How to tighten this. Treat awareness as a programme with a documented annual schedule. Bring all findings (audit, pentest, incident, observation) into one tracker. Make CAPA closure a standing item, not a periodic catch-up. Retain outputs from every management forum, including the informal ones.

The pattern across all five

Read together, the picture is consistent. Most OFIs were not about missing controls, technical failures, or absent processes. They were about consistency, traceability, currency of documentation, governance maturity, and evidence of operational follow-through.

That is the hallmark of organisations with a functioning ISMS, but varying levels of process maturity and integration.

If you recognise your organisation in this list, it is not a sign that your ISMS is failing. It is a sign that you have an ISMS, and the next stage of maturity is making it tighter and more joined-up rather than building more controls.

What this means for audit preparation

The practical implication of these patterns is that the highest-value work before a certification or surveillance audit is rarely a fresh control implementation. It is usually:

  1. A review pass on document currency.
  2. An audit of the linkage between risk register, SoA, and treatment decisions.
  3. A refresh of context, interested parties, and obligations.
  4. A physical walkthrough with fresh eyes.
  5. A status check on every action and finding raised over the last 12 months.

None of these are expensive. All of them improve the audit outcome more reliably than another policy revision.

If you are working through any of these themes ahead of a certification or surveillance audit, get in touch.

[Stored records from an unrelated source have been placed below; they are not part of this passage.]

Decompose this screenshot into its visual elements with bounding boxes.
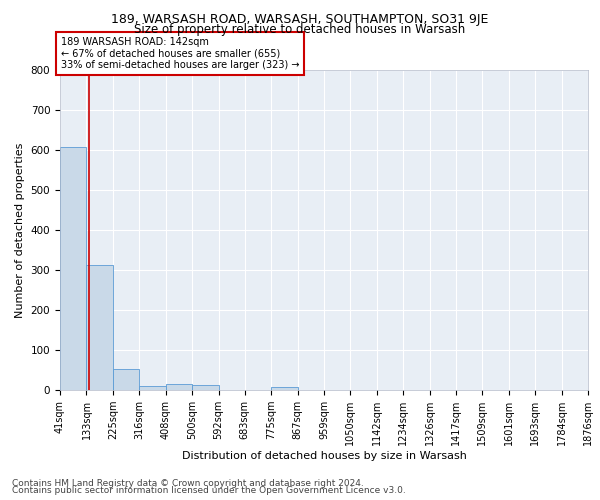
X-axis label: Distribution of detached houses by size in Warsash: Distribution of detached houses by size … [182, 450, 466, 460]
Bar [271, 387, 298, 390]
Text: Contains HM Land Registry data © Crown copyright and database right 2024.: Contains HM Land Registry data © Crown c… [12, 478, 364, 488]
Bar [166, 384, 192, 390]
Bar [113, 369, 139, 390]
Bar [192, 385, 218, 390]
Bar [60, 147, 86, 390]
Text: 189 WARSASH ROAD: 142sqm
← 67% of detached houses are smaller (655)
33% of semi-: 189 WARSASH ROAD: 142sqm ← 67% of detach… [61, 37, 299, 70]
Bar [139, 386, 166, 390]
Text: 189, WARSASH ROAD, WARSASH, SOUTHAMPTON, SO31 9JE: 189, WARSASH ROAD, WARSASH, SOUTHAMPTON,… [112, 12, 488, 26]
Y-axis label: Number of detached properties: Number of detached properties [15, 142, 25, 318]
Bar [86, 265, 113, 390]
Text: Size of property relative to detached houses in Warsash: Size of property relative to detached ho… [134, 22, 466, 36]
Text: Contains public sector information licensed under the Open Government Licence v3: Contains public sector information licen… [12, 486, 406, 495]
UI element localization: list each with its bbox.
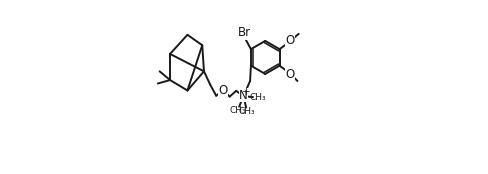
Text: N: N	[239, 89, 248, 102]
Text: CH₃: CH₃	[239, 107, 255, 116]
Text: +: +	[243, 87, 251, 97]
Text: CH₃: CH₃	[249, 93, 265, 102]
Text: O: O	[285, 34, 295, 47]
Text: O: O	[219, 84, 228, 97]
Text: O: O	[285, 68, 295, 81]
Text: CH₃: CH₃	[230, 106, 246, 115]
Text: Br: Br	[238, 26, 251, 39]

We support organisations through audit preparation as part of our ISO 27001 services and broader vCISO engagements.

Common questions

What is an OFI in an ISO 27001 audit?
An OFI, Opportunity for Improvement, is an observation raised during an ISO 27001 audit that does not constitute a nonconformity but suggests where the ISMS could mature. OFIs do not block certification, but recurring or unaddressed OFIs can become nonconformities at a future audit.
What is the difference between an OFI and a nonconformity?
A nonconformity is a failure to meet a requirement of the standard. An OFI is an observation that points to room for improvement without a formal failure. Nonconformities require corrective action. OFIs are good practice to address but not mandatory.
Do OFIs need to be closed before certification?
No. OFIs do not block certification or recertification. Major nonconformities do, and minor nonconformities require a documented corrective action plan. OFIs are usually noted and revisited at the next audit cycle.
How can we identify these patterns in our own ISMS before the audit?
Run an internal review focused on integration rather than control existence. Walk the trail from risk to control to treatment to evidence. Check whether documents reference each other consistently. Review the past 12 months of CAPA, audit, and incident records for unclosed items.
Does this pattern apply to organisations new to ISO 27001?
No. These themes are characteristic of organisations that have an established ISMS but uneven process maturity. Organisations approaching first certification typically face different patterns, more often related to missing or partial controls rather than integration gaps.